The outlook going forward

Businesses throughout the hospitality sector have been constantly innovating and adapting in order to stay afloat amidst these challenging economic conditions. However, in order to properly insulate and protect the sector to sustainably grow in the years ahead, increased levels of government support must be required. 

Trade body HospitalityUK has, in conjunction with a number of independent hospitality businesses across the UK, been campaigning for the government to drop VAT rates for the sector. A petition started by restauranteur Andy Lennox calling for VAT to be dropped from 20% to 10% currently has over 3,500 signatures. 
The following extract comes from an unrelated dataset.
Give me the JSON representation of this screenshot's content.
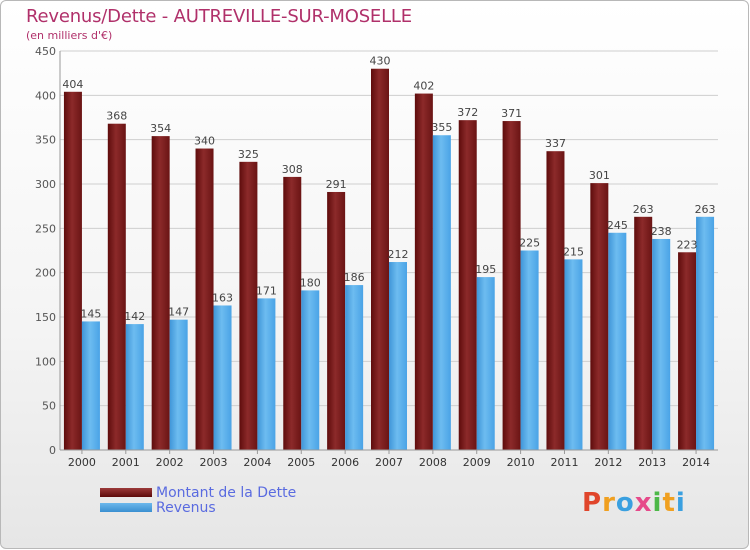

With wages, inflation and fixed costs showing little sign of slowing down, the government have a decision to make – increase the level of support provided to the hospitality sector, or risk the end of one of the UK’s most culturally significant sectors. 

Business rate relief has provided some support, but the restaurant closures across Wales – where relief was dropped from 75% to 40% – indicate that this level of support is barely enough to keep our hospitality sector afloat.